Guest Author - Carol Taller
Alice Paul was born on January 11, 1885 in Moorestown, NJ. She was best known as a leader for woman’s rights in America. Paul introduced the first equal rights amendment campaign in the United States and dedicated her life to securing equal rights for women.
Paul was born into a Quaker family from New Jersey and followed a traditional Quaker life, including the tradition that held woman and men as equals. Her father was a successful businessman and her mother was involved in the woman’s suffrage movement. Alice’s mother took her to many of the community’s meetings so Alice was introduced to the need for woman’s rights at a very early age.
She graduated from Swathmore College in 1905 and did graduate work at the New York School of Social Work. Between 1906 – 1909 she went to England where she continued her educational studies at the Universities of Birmingham and London, and assisted with the suffragist movement.
It was at this time that Paul's ideology and methods to achieve a desired goal began to change. She transformed from a traditional Quaker girl to a militant activist. She was arrested three separate times during her stay in England from her protests for the women's movement.

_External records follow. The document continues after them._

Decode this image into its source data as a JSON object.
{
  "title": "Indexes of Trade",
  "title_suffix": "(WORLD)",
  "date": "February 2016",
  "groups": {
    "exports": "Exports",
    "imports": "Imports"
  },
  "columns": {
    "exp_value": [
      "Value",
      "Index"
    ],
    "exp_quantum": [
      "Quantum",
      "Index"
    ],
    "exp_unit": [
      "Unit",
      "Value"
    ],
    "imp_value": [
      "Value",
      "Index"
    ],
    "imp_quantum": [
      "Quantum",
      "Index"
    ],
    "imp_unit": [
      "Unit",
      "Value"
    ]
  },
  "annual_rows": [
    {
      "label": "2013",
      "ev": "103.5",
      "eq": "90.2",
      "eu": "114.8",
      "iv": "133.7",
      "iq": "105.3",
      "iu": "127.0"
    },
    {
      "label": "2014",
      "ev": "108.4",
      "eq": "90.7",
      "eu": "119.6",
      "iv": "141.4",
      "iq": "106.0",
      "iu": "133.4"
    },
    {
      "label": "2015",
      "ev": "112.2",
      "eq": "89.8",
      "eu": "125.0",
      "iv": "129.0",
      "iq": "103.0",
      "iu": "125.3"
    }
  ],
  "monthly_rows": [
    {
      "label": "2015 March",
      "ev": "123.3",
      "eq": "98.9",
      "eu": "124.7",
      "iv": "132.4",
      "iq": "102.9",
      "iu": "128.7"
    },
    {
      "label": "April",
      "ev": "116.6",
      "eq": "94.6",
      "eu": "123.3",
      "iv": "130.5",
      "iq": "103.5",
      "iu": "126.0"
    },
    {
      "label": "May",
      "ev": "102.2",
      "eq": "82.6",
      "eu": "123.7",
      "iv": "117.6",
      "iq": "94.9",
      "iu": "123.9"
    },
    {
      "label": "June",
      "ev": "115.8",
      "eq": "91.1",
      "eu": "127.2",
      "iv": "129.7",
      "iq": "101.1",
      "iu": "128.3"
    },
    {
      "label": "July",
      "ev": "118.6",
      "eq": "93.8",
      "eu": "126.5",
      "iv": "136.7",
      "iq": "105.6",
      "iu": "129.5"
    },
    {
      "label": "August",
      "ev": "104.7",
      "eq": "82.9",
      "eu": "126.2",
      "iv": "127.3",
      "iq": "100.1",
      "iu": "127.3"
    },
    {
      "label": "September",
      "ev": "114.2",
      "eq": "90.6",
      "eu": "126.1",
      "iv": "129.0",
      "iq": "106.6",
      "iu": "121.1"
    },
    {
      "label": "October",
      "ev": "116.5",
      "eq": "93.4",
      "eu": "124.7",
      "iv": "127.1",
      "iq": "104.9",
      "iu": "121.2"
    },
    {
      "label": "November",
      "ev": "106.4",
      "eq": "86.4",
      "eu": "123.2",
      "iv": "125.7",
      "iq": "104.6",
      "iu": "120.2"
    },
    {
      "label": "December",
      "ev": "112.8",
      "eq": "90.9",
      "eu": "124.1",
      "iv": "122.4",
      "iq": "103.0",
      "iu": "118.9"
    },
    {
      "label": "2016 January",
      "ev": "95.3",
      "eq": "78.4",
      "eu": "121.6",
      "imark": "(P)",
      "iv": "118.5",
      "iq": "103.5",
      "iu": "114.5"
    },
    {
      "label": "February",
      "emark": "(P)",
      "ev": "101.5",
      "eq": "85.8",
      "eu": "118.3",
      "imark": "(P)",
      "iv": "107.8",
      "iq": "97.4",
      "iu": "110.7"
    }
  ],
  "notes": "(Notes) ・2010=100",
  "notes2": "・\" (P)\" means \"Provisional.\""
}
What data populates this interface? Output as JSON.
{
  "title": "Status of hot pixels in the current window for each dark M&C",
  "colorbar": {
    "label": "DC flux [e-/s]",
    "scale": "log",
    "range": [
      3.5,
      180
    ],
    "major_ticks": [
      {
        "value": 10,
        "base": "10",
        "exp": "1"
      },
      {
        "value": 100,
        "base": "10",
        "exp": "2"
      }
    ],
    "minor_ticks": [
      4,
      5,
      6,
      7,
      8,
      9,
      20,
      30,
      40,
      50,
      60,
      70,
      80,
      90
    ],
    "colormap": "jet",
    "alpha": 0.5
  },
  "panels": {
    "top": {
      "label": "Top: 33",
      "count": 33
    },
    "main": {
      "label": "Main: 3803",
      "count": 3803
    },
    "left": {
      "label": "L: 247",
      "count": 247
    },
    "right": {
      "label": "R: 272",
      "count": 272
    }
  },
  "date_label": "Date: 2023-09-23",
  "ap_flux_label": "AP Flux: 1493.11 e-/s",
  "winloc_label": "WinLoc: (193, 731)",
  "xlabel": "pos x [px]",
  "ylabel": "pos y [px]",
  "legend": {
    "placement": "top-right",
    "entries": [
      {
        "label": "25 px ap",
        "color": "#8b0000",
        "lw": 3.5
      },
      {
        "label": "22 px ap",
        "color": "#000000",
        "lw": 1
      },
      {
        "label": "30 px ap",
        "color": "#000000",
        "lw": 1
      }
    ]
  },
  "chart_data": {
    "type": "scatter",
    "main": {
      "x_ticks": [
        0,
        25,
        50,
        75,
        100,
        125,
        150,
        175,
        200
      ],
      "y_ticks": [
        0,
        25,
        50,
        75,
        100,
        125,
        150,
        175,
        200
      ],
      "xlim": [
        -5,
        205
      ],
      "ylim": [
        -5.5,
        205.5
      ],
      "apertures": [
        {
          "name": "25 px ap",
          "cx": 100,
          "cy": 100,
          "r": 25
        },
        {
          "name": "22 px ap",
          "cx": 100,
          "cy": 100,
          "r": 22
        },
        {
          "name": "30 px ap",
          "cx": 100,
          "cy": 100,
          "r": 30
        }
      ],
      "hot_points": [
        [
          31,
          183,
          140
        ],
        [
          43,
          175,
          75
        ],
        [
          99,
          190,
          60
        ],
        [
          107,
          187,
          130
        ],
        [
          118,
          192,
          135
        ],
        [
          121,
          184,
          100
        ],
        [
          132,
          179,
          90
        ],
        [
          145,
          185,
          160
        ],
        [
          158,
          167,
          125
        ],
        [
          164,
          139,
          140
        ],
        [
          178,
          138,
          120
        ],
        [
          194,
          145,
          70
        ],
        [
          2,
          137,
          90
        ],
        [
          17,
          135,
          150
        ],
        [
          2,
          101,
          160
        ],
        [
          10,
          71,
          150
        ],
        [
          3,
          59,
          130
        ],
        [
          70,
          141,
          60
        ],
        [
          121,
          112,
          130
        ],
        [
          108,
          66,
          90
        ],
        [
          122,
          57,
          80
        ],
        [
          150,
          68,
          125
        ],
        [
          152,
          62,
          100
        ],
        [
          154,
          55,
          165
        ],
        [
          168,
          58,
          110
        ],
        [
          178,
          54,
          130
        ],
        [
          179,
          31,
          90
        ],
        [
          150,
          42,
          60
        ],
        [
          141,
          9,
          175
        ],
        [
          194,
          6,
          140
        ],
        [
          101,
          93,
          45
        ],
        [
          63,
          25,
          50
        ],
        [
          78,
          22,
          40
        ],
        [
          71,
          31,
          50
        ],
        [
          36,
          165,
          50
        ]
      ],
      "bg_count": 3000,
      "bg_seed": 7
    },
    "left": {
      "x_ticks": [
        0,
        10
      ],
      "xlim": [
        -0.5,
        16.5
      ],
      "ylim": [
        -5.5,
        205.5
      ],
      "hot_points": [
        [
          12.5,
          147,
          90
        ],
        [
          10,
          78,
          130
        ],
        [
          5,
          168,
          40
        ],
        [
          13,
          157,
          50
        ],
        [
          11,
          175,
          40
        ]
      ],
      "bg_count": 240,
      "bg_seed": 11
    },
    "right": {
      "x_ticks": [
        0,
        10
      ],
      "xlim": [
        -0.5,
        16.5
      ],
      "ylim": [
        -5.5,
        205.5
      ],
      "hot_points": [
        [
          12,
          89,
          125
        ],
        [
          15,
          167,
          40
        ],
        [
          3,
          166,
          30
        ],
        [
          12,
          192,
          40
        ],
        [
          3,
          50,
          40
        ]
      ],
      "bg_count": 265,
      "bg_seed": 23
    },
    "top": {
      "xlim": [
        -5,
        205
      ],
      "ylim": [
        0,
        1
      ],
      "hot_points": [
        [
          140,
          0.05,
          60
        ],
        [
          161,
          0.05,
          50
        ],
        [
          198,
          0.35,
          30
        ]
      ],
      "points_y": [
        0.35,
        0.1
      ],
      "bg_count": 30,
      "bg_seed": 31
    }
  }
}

She continued her education and received her MA in 1907 and her PhD in 1912. At the same time, she continued to advocate for the woman’s suffrage amendment to the US Constitution. In 1913 she founded the Congressional Union for Woman Suffrage with other militants, and later that group merged with the Woman’s Party to form the National Woman’s Party.
Paul helped organized marches, protests and rallies in support of the 19th Amendment. The amendment was ratified on August 26, 1920 giving woman the right to vote. The battle for this amendment lasted 72 year old battle. Paul then continued her education and obtained a law degree from Washington College of Law and a Master’s and Doctorate from American University.
Her fight for woman’s rights continued as she drafted the first equal rights amendment to the Constitution. The draft was introduced in 1923, and was finally passed in 1972.
Paul died on July 9, 1977 in Moorestown, NJ.